The Ins and Outs of Gradual Type Inference
Aseem Rastogi,
Avik Chaudhuri, and
Basil Hosmer
Abstract
Gradual typing lets programmers evolve their dynamically typed
programs by gradually adding explicit type annotations, which confer benefits like improved performance and fewer run-time failures.
However, we argue that such evolution often requires a giant
leap, and that type inference can offer a crucial missing step. If
omitted type annotations are interpreted as unknown types, rather
than the dynamic type, then static types can often be inferred,
thereby removing unnecessary assumptions of the dynamic type.
The remaining assumptions of the dynamic type may then be removed by either reasoning outside the static type system, or restructuring the code.

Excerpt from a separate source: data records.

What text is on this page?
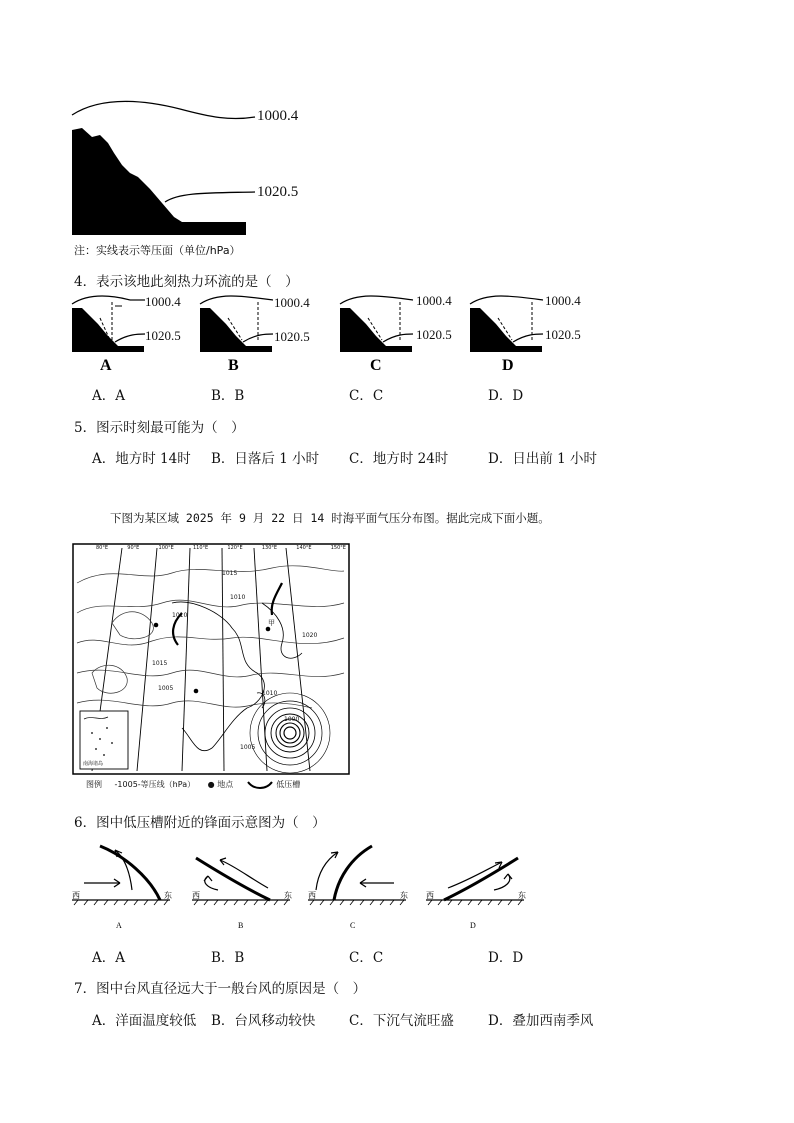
1000.4
1020.5
注：实线表示等压面（单位/hPa）
4．表示该地此刻热力环流的是（　）
A	B	C	D
1000.4
1020.5
1000.4
1020.5
1000.4
1020.5
1000.4
1020.5
A．A	B．B	C．C	D．D
5．图示时刻最可能为（　）
A．地方时 14时 B．日落后 1 小时 C．地方时 24时	D．日出前 1 小时
下图为某区域 2025 年 9 月 22 日 14 时海平面气压分布图。据此完成下面小题。
80°E	90°E	100°E	110°E	120°E	130°E	140°E	150°E
1015
1010
1010
1015
1005
1020
1005
1010
1000
甲
南海诸岛
图例 -1005-等压线（hPa） ● 地点	低压槽
6．图中低压槽附近的锋面示意图为（　）
西	东
A
西	东
B
西	东
C
西	东
D
A．A	B．B	C．C	D．D
7．图中台风直径远大于一般台风的原因是（　）
A．洋面温度较低 B．台风移动较快 C．下沉气流旺盛	D．叠加西南季风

We present a type inference algorithm that can improve the performance of existing gradually typed programs without introducing
any new run-time failures. To account for dynamic typing, types
that flow in to an unknown type are treated in a fundamentally different manner than types that flow out. Furthermore, in the interests
of backward-compatibility, an escape analysis is conducted to decide which types are safe to infer. We have implemented our algorithm for ActionScript, and evaluated it on the SunSpider and V8
benchmark suites. We demonstrate that our algorithm can improve
the performance of unannotated programs as well as recover most
of the type annotations in annotated programs.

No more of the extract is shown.